Some thoughts about what I appreciate most about Brian as a father . . . I think that one of the greatest gifts that he's giving to Maia right now is that of knowing how men can and should participate in a family. Every day, Maia sees Brian make a conscious choice to spend time with her, performing the mundane tasks that are the foundation of daily life with a child. Despite the fact that he works over forty hours a week, Brian hasn't had an uninterrupted night of sleep in almost six months. At 3:00 AM, after Maia has eaten her middle-of-the-night meal, it is often Brian who changes her diaper, kisses her good night again, and returns her to bed. Just last night, in fact, after a challenging start to the evening caused by Maia's case of the Air Conditioning Sniffles, it was Brian who cuddled her at midnight and calmed her from wide awake to fast asleep. These last six months of little moments have begun to pay off now, as Maia begins to develop a sense of who she trusts and who she does not. You can see it in her eyes: Dad is someone who is "home" to her.

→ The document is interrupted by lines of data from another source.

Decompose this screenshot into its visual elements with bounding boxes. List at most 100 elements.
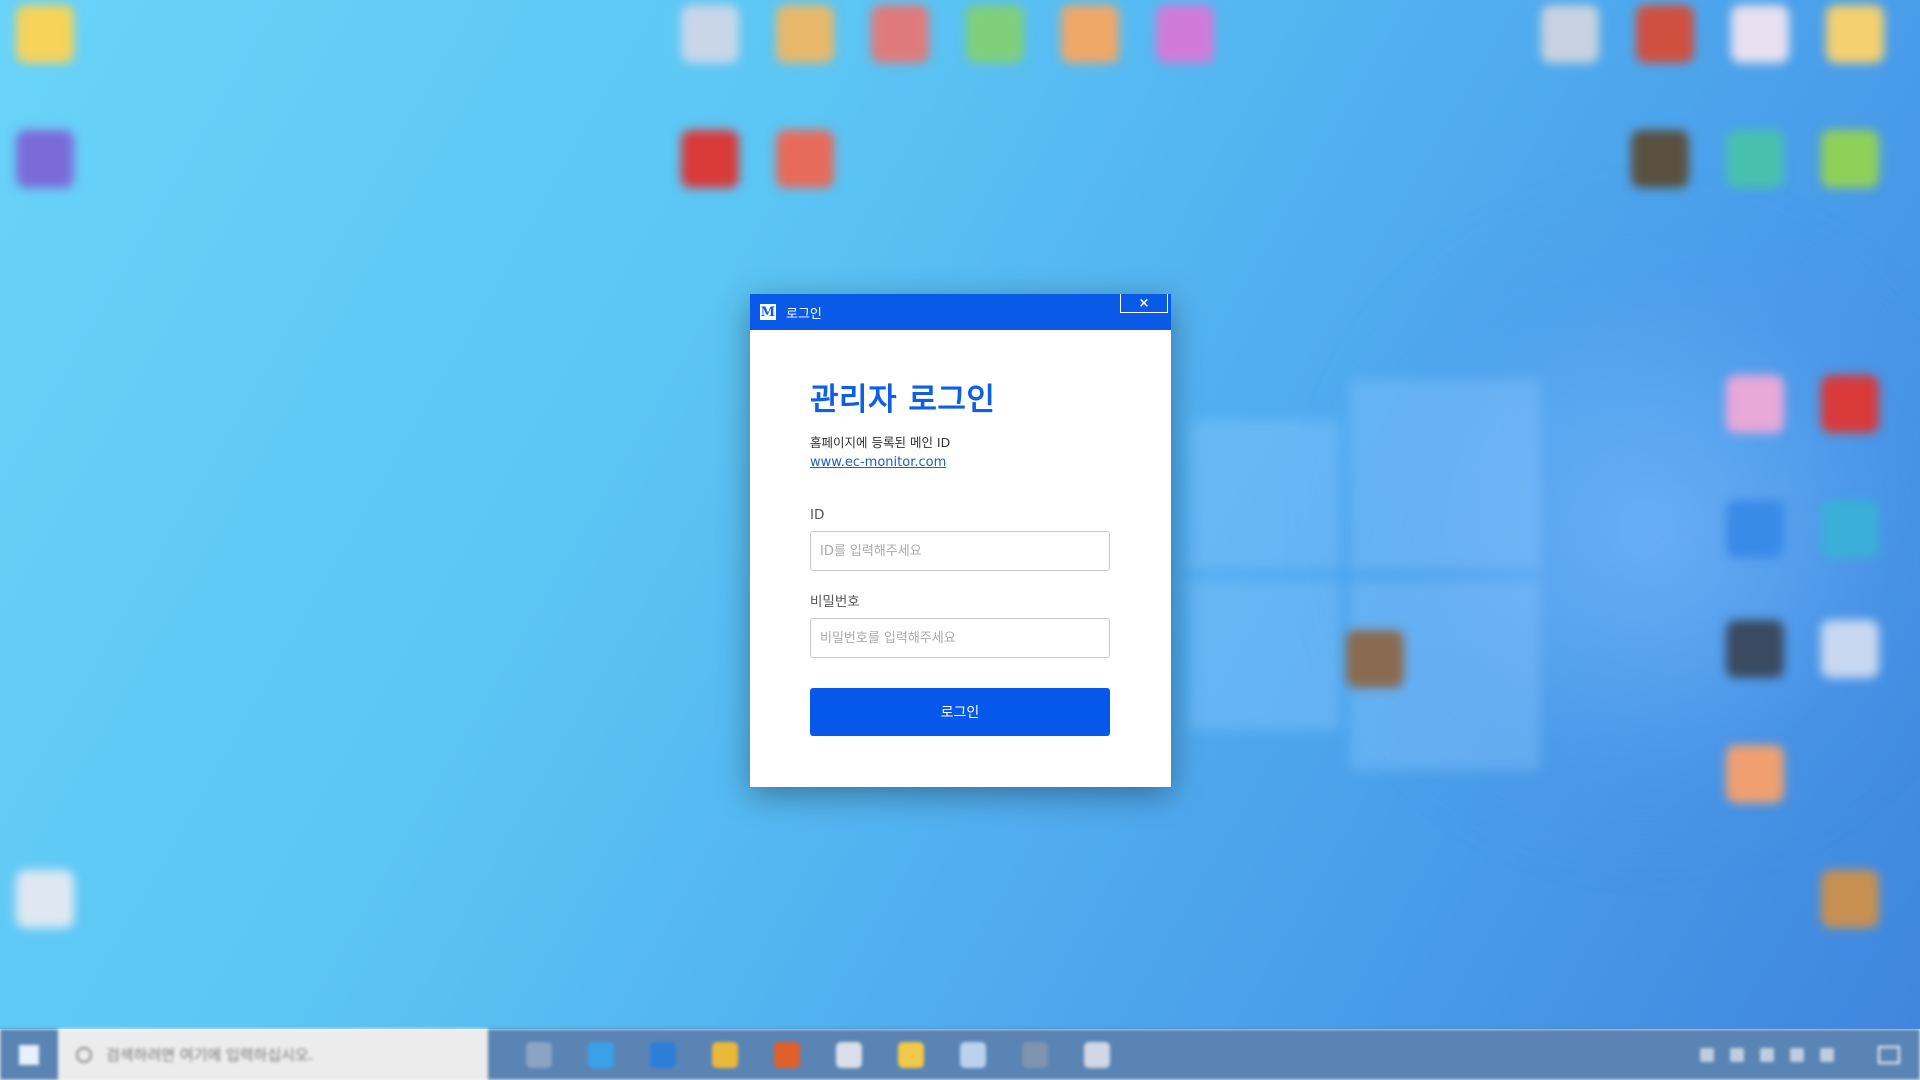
desktop-shortcut[interactable]: [1615, 130, 1705, 188]
desktop-shortcut[interactable]: [855, 5, 945, 63]
desktop-shortcut[interactable]: [1620, 5, 1710, 63]
search-icon: [76, 1046, 92, 1063]
taskbar: 검색하려면 여기에 입력하십시오.: [0, 1029, 1920, 1080]
desktop-shortcut[interactable]: [1805, 500, 1895, 558]
battery-icon[interactable]: [1790, 1047, 1804, 1062]
network-icon[interactable]: [1730, 1047, 1744, 1062]
desktop-shortcut[interactable]: [1710, 620, 1800, 678]
login-dialog: M 로그인 × 관리자 로그인 홈페이지에 등록된 메인 ID www.ec-m…: [750, 294, 1171, 787]
id-label: ID: [810, 507, 825, 523]
password-input[interactable]: [810, 618, 1110, 658]
desktop-shortcut[interactable]: [0, 130, 90, 188]
taskbar-app[interactable]: [942, 1029, 1004, 1080]
desktop-shortcut[interactable]: [1805, 375, 1895, 433]
app-icon: [1636, 5, 1694, 63]
desktop-shortcut[interactable]: [665, 5, 755, 63]
desktop-shortcut[interactable]: [665, 130, 755, 188]
system-tray: [1692, 1045, 1920, 1064]
taskbar-app[interactable]: [756, 1029, 818, 1080]
taskbar-app[interactable]: [880, 1029, 942, 1080]
id-input[interactable]: [810, 531, 1110, 571]
search-placeholder: 검색하려면 여기에 입력하십시오.: [106, 1046, 314, 1064]
visual-studio-icon: [16, 130, 74, 188]
recycle-bin-icon: [16, 870, 74, 928]
firefox-icon: [774, 1041, 800, 1068]
app-logo-icon: M: [760, 304, 776, 320]
app-icon: [871, 5, 929, 63]
app-icon: [1541, 5, 1599, 63]
app-icon: [966, 5, 1024, 63]
app-icon: [1726, 130, 1784, 188]
app-icon: [1061, 5, 1119, 63]
volume-icon[interactable]: [1760, 1047, 1774, 1062]
app-icon: [1821, 130, 1879, 188]
ime-icon[interactable]: [1820, 1047, 1834, 1062]
desktop-shortcut[interactable]: [1710, 745, 1800, 803]
taskbar-search[interactable]: 검색하려면 여기에 입력하십시오.: [58, 1029, 488, 1080]
taskbar-app[interactable]: [694, 1029, 756, 1080]
desktop-shortcut[interactable]: [760, 5, 850, 63]
app-icon: [1826, 5, 1884, 63]
website-link[interactable]: www.ec-monitor.com: [810, 455, 946, 470]
desktop-shortcut[interactable]: [760, 130, 850, 188]
taskbar-app[interactable]: [508, 1029, 570, 1080]
edge-icon: [650, 1041, 676, 1068]
app-icon: [776, 5, 834, 63]
app-icon: [1022, 1041, 1048, 1068]
desktop-shortcut[interactable]: [1715, 5, 1805, 63]
app-icon: [1731, 5, 1789, 63]
app-icon: [681, 5, 739, 63]
password-label: 비밀번호: [810, 594, 860, 610]
desktop-shortcut[interactable]: [1710, 130, 1800, 188]
folder-icon: [16, 5, 74, 63]
desktop-shortcut[interactable]: [950, 5, 1040, 63]
description-text: 홈페이지에 등록된 메인 ID: [810, 435, 951, 450]
close-button[interactable]: ×: [1120, 294, 1168, 313]
app-icon: [1821, 500, 1879, 558]
desktop-shortcut[interactable]: [1805, 130, 1895, 188]
app-icon: [1821, 870, 1879, 928]
acrobat-icon: [681, 130, 739, 188]
desktop-shortcut[interactable]: [1805, 620, 1895, 678]
desktop-shortcut[interactable]: [0, 870, 90, 928]
taskbar-app[interactable]: [1066, 1029, 1128, 1080]
taskbar-app[interactable]: [570, 1029, 632, 1080]
taskbar-app[interactable]: [632, 1029, 694, 1080]
dialog-title: 로그인: [786, 306, 822, 322]
desktop-shortcut[interactable]: [1045, 5, 1135, 63]
internet-explorer-icon: [588, 1041, 614, 1068]
app-icon: [776, 130, 834, 188]
desktop-shortcut[interactable]: [1710, 500, 1800, 558]
app-icon: [1156, 5, 1214, 63]
app-icon: [1726, 375, 1784, 433]
notepad-icon: [960, 1041, 986, 1068]
notification-icon[interactable]: [1878, 1045, 1900, 1064]
desktop-shortcut[interactable]: [1525, 5, 1615, 63]
taskbar-app[interactable]: [1004, 1029, 1066, 1080]
app-icon: [1821, 375, 1879, 433]
login-button[interactable]: 로그인: [810, 688, 1110, 736]
task-view-icon: [526, 1041, 552, 1068]
photos-icon: [836, 1041, 862, 1068]
app-icon: [1346, 630, 1404, 688]
taskbar-apps: [508, 1029, 1128, 1080]
steam-icon: [1726, 620, 1784, 678]
chrome-icon: [712, 1041, 738, 1068]
file-explorer-icon: [898, 1041, 924, 1068]
chevron-up-icon[interactable]: [1700, 1047, 1714, 1062]
app-icon: [1631, 130, 1689, 188]
desktop-shortcut[interactable]: [1330, 630, 1420, 688]
taskbar-app[interactable]: [818, 1029, 880, 1080]
desktop-shortcut[interactable]: [1805, 870, 1895, 928]
page-title: 관리자 로그인: [810, 382, 996, 418]
dialog-content: 관리자 로그인 홈페이지에 등록된 메인 ID www.ec-monitor.c…: [750, 330, 1171, 736]
desktop-shortcut[interactable]: [1710, 375, 1800, 433]
windows-icon: [19, 1044, 39, 1065]
desktop-shortcut[interactable]: [1810, 5, 1900, 63]
desktop-shortcut[interactable]: [0, 5, 90, 63]
app-icon: [1726, 500, 1784, 558]
desktop-shortcut[interactable]: [1140, 5, 1230, 63]
app-icon: [1821, 620, 1879, 678]
steam-icon: [1084, 1041, 1110, 1068]
start-button[interactable]: [0, 1029, 58, 1080]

What do I think these daily moments will someday mean to Maia? I believe wholeheartedly that Brian is teaching Maia what to expect from her future life partner. (Of course, it isn't a foregone conclusion that that partner will be a man, but it's more likely than not.) Brian is teaching Maia what men are capable of. He's showing her what type of life partners they can be. He is teaching her to expect kindness, generosity, attention to detail, commitment, and reflectiveness. He is teaching her that it is appropriate to expect all of these things, and to move on if she is getting something less. She will grow up seeing him cook 90% of the meals here in our house. She will grow up seeing him read books for pleasure. She will grow up seeing him treat everyone in his life with a spirit of generosity and love. Isn't he giving her an extraordinary gift??

Fathers are the principal male role models in their children's lives. They teach their children what it means to be a man in the 21st century. As a society, we place a lot of emphasis on how important the presence of a father is to a son. But my goodness, how profoundly important this type of role modeling is to a daughter! Every day Brian subverts and questions the gender roles that have become so stagnant and impractical these days. She could not be learning this lesson without him. It takes deep confidence and a strong sense of self to do what Brian is doing, because our society expects otherwise from him.

If only all of our sons and daughters could have a Dad like Brian in their lives.